Mark Needham

Thoughts on Software Development

Standups: Pair stand together

with 3 comments

One of the common trends I have noticed in the stand ups of teams which practice pair programming is that very often the first person in the pair describes what they have been working on and what they will be doing today and then when it comes to the other person they say ‘ditto’.

After I dittoed one too many times on a project earlier this year it was pointed out to me that this was not a valuable way of contributing to the weekend and that I should describe my view of our progress as it may differ to my pair.

I had thought I was avoiding repetition by not contributing information which had already been covered, but I went along with this idea and immediately something was mentioned which hadn’t been previously covered. Instant vindication!

More recently I noticed a similar trend on another project I was working on and we came up with the idea of each pair standing together in the standup and effectively speaking as one.

This allowed us to avoid the ‘repetition problem’ and the ‘ditto problem’ as when it was the second person’s turn to speak they could just add in any details that their pair didn’t speak about without having to repeat the whole context again.

I think this worked reasonably well and it seemed to make our standups move along more quickly.

Written by Mark Needham

November 17th, 2008 at 10:16 pm

Posted in Agile

Tagged with , ,

  • http://andypalmer.com Andy

    Another pattern that breaks the ‘ditto’ issue is to replace “What did you do yesterday?” with “What did you learn yesterday?”
    So, for example, Pair Person 1 may say “While implementing the blah blah story, I learnt how to use reflection in Hibernate to make immutable domain objects”, whereas Pair Person 2 may say “And I learned how to catch exceptions in the JUnit 4 style, as well as write a custom Hamcrest matcher.”
    A side benefit of this is that a person in another pair might have run into a situation where they needed a custom matcher, and now they know who to ask.
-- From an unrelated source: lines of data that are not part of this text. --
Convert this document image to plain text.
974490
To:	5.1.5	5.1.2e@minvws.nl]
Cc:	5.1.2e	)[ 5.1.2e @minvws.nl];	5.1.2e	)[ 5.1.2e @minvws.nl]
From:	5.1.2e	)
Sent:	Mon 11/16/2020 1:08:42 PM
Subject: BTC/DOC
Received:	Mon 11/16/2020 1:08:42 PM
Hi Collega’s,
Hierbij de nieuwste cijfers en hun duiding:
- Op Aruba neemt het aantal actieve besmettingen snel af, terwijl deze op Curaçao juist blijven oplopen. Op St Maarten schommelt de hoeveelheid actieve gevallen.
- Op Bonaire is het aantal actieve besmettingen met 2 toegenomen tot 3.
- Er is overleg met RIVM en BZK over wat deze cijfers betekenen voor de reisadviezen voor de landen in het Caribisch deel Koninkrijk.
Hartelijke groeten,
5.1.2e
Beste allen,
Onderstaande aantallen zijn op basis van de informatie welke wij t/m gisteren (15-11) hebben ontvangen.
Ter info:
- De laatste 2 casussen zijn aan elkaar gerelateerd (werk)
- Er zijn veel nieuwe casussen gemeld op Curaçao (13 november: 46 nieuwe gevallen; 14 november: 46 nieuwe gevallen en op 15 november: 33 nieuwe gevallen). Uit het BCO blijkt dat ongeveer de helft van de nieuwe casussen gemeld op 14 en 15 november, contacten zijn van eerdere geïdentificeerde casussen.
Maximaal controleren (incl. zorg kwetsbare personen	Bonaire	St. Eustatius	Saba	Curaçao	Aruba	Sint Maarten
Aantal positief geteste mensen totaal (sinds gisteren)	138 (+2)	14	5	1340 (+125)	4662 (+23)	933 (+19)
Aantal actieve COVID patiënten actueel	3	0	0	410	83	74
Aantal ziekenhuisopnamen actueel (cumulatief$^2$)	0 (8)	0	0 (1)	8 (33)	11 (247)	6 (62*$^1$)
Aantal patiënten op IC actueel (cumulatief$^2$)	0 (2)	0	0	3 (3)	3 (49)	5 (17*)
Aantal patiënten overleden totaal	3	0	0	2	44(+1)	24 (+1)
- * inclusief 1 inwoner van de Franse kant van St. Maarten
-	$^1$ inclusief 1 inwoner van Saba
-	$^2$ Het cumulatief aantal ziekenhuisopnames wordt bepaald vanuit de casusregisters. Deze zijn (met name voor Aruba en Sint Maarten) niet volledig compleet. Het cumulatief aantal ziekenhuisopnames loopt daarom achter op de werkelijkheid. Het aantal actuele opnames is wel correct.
  • http://jchyip.blogspot.com Jason Yip
  • http://blog.kriskemper.com Kris Kemper

    Good idea. I’ve trended towards standing next to my pair for a while since it just felt right, but I have noticed that many other people don’t do that. I never thought about suggesting a solution before, though it had occurred to me that it wasn’t that effective when people “ditto” too far apart.

    I think I’ll suggest this in the future.